Kevin Ei-ichi deForest is an internationally recognized visual artist whose practice focuses on the representation of cultural hybridity, specifically with reference to his Eurasian background. Born in Winnipeg, he was part of the fledgling punk rock scene there in the late 70s. In the spirit of his hybrid outlook, his multimedia practice includes painting, installation, video, sound art, and critical writing. He has exhibited nationally as well as in USA, Mexico, Holland, Germany, Italy and
Japan. He recently returned to Manitoba as Assistant Professor in the Department of Visual and Aboriginal Art at Brandon University, Brandon Manitoba.

Skawennati Fragnito is an artist, independent curator, and occasional writer. In 1994, Skawennati co-founded Nation to Nation, a First Nations artist collective, whose exhibitions have included TattoNation and the very popular Native Love, which toured Canada. From 1996 to 2005, Skawennati was the director and primary curator for CyberPowWow, the pioneering Aboriginally-determined on-line gallery and chat space. Her most recent curatorial project is an on-line exhibition entitled Grrls, Chicks, Sisters & Squaws: Les citoyennes du cyberspace.
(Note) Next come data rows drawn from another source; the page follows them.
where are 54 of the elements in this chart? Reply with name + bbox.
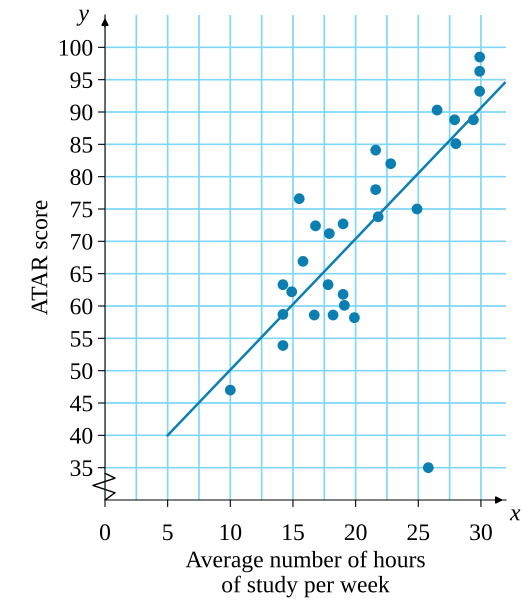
x-tick-label: 15: [283, 524, 304, 540]
point: [474, 86, 486, 97]
y-tick-label: 45: [70, 396, 92, 412]
point: [412, 204, 422, 214]
x-tick-label: 20: [344, 524, 367, 540]
x-tick-label: 0: [100, 524, 110, 540]
y-tick-label: 85: [70, 136, 92, 153]
point: [372, 211, 384, 222]
x-tick-label: 5: [163, 524, 173, 540]
y-tick-label: 50: [70, 363, 92, 380]
x-tick-label: 30: [470, 524, 492, 540]
point: [370, 144, 382, 156]
text: x: [510, 509, 520, 520]
y-tick-label: 80: [70, 169, 92, 186]
point: [310, 220, 321, 232]
point: [370, 184, 382, 195]
y-tick-label: 70: [71, 234, 92, 250]
point: [474, 66, 486, 77]
point: [328, 310, 338, 320]
point: [449, 114, 460, 126]
point: [385, 158, 396, 170]
x-tick-label: 10: [220, 524, 242, 540]
point: [338, 300, 350, 311]
y-tick-label: 95: [70, 72, 92, 88]
point: [278, 279, 288, 290]
y-tick-label: 100: [60, 40, 92, 56]
x-axis-title: Average number of hours of study per week: [186, 550, 425, 598]
point: [348, 312, 360, 324]
point: [432, 104, 442, 116]
y-tick-label: 35: [70, 460, 92, 476]
point: [294, 193, 305, 204]
y-tick-label: 40: [70, 428, 92, 444]
y-axis-title: ATAR score: [32, 200, 48, 316]
x-tick-label: 25: [408, 524, 430, 540]
point: [338, 218, 348, 230]
point: [450, 138, 462, 150]
point: [338, 288, 348, 300]
y-tick-label: 60: [70, 298, 92, 314]
point: [278, 340, 288, 351]
point: [308, 310, 320, 320]
y-tick-label: 65: [70, 266, 92, 282]
y-tick-label: 90: [70, 104, 92, 120]
y-tick-label: 75: [71, 202, 92, 218]
y-tick-label: 55: [70, 331, 92, 347]
point: [474, 52, 486, 62]
point: [224, 384, 236, 396]
point: [286, 286, 298, 298]
point: [468, 114, 479, 126]
text: y: [76, 10, 89, 26]
point: [278, 309, 288, 320]
point: [422, 462, 434, 474]
point: [324, 228, 335, 239]
point: [298, 256, 308, 267]
point: [322, 279, 334, 290]
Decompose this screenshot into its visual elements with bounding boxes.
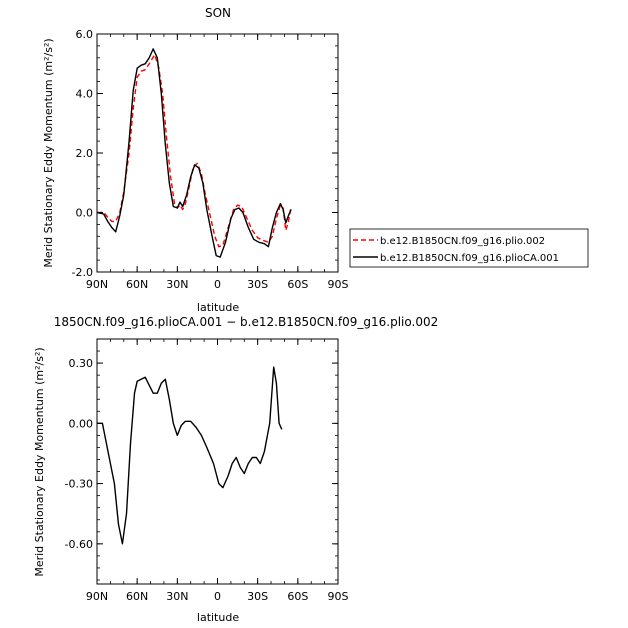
bottom-y-tick-label: -0.30	[65, 478, 93, 491]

Benny Nemerofsky Ramsay is a Montréal-born artist working predominantly in video, text and sound. Since 2000 his work has brought together song, self-reflexive performance and lyrics from pop music as vehicles for examining the singing voice, the untranslatability of emotions into language and the ways in which emotional expression changes shape when mediated by technology and popular culture. Nemerofsky Ramsay’s work has screened in festivals and galleries across Canada, Europe and East Asia and has won prizes at the Hamburg Short Film Festival, the Kasseler Dokumentarfilm- und Videofest and the Kurzfilmtage Oberhausen (all in Germany), the Toronto Inside Out Film and Video Festival as well as First Prize at the Globalica Media Arts Biennale in Wroclaw, Poland. He currently divides his time between Canada and Europe.